Hueにログインし、Hadoop→ファイルから、ファイルを置いた/user/cloudera/example配下を見てみる。ちゃんとデータが置いてあって、中身を見るとファイルの1ブロック目が出力される。

以前はこういうの確認する時ってコマンド使ってたんだけど、随分と便利になったものだ。

EclipseからMapReduceしてみる

Eclipseを立ち上げると必要なjarがclasspathに追加された状態のプロジェクトが存在する。Maven等は利用していない一般的なJavaプロジェクト。用意されているソースにはYARNではなくMapReduceのソースが記述されている。

読み込まれているjarは/usr/lib/hadoop配下のものが使われているので、Hadoop上のjarとEclipse上のjarは一致したものになる。

MapperとReducerには何も記述されていないけど、とりあえず何もしないJobでも実行させようということで、StubDriverのTODO implementsの下あたりに下記のコードを追加。
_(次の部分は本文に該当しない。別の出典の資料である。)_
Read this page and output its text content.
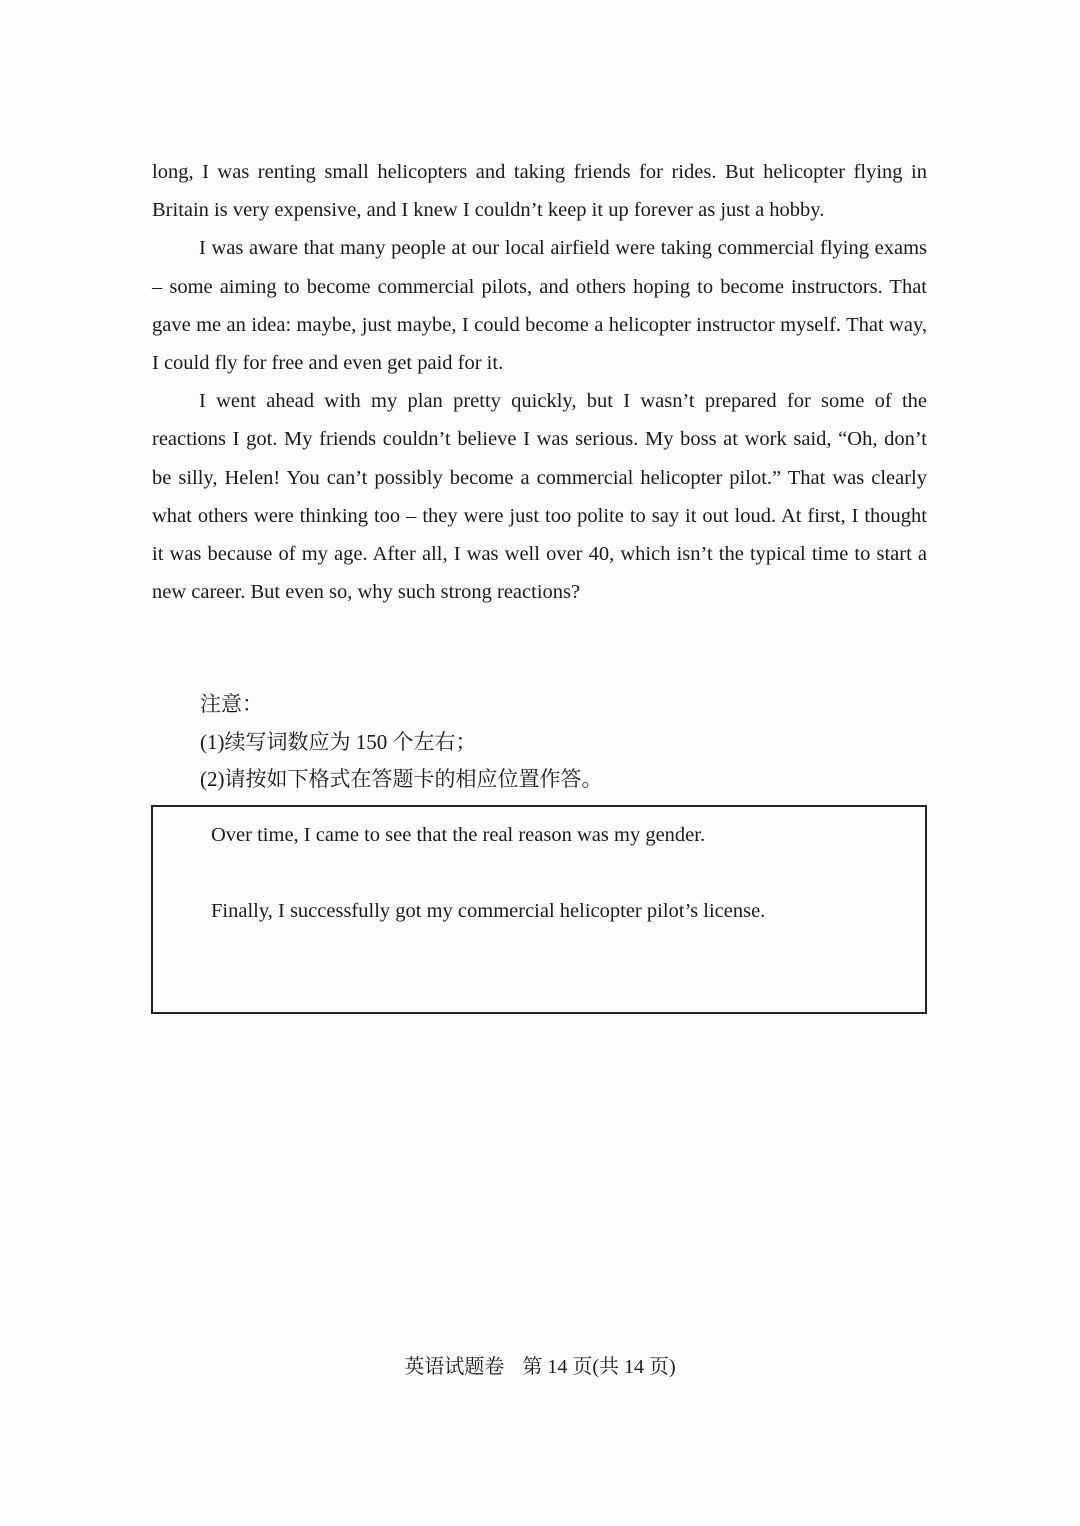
long, I was renting small helicopters and taking friends for rides. But helicopter flying in Britain is very expensive, and I knew I couldn’t keep it up forever as just a hobby.

I was aware that many people at our local airfield were taking commercial flying exams – some aiming to become commercial pilots, and others hoping to become instructors. That gave me an idea: maybe, just maybe, I could become a helicopter instructor myself. That way, I could fly for free and even get paid for it.

I went ahead with my plan pretty quickly, but I wasn’t prepared for some of the reactions I got. My friends couldn’t believe I was serious. My boss at work said, “Oh, don’t be silly, Helen! You can’t possibly become a commercial helicopter pilot.” That was clearly what others were thinking too – they were just too polite to say it out loud. At first, I thought it was because of my age. After all, I was well over 40, which isn’t the typical time to start a new career. But even so, why such strong reactions?

注意：
(1)续写词数应为 150 个左右；
(2)请按如下格式在答题卡的相应位置作答。
Over time, I came to see that the real reason was my gender.
Finally, I successfully got my commercial helicopter pilot’s license.
英语试题卷 第 14 页(共 14 页)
    FileInputFormat.setInputPaths(job, new Path(args[0]));
    FileOutputFormat.setOutputPath(job, new Path(args[1]));

あとはEclipseのFile→Exportからjarを出力する。

さっきHDFSに置いたcsvファイルに対してジョブを実行してみる。jarの名前はexample.jarとする。

$ hadoop jar example.jar StubDriver /user/cloudera/example /user/cloudera/example_out

HueのHadoop→ファイルから当該ディレクトリを見てみると、ちゃんとexample_outというディレクトリが出力されている。まぁ、何もしてないので結果は0byteのファイルが出ているだけだけど。

感想

Cloudera QuickStart VMを使うとかなり手軽にHadoopを体験できることがわかった。こりゃ便利だ。複数人で開発する時はこのVMを元に開発環境用のスナップショットを作っておいて、開発環境を揃えるという使い方もできそう。

VMにIPアドレスが割り振られていれば、そこに対してホストコンピュータ側からブラウザでアクセスもできるしSSHでも入れる。VirtualBox上では特に操作せずに、ただのサーバという意識で利用することもありそう。

一点、Hadoop系の処理はストレージに対して負荷をかけることが多く、それが元でホストコンピュータの動きが悪くなることがある。CPUやメモリは割り振り方次第でなんとでもなるけど、ストレージはボトルネックになりやすいので、HDDを2台積んで片方をVMに割り振っておくと負荷を感じることが減るかもしれない。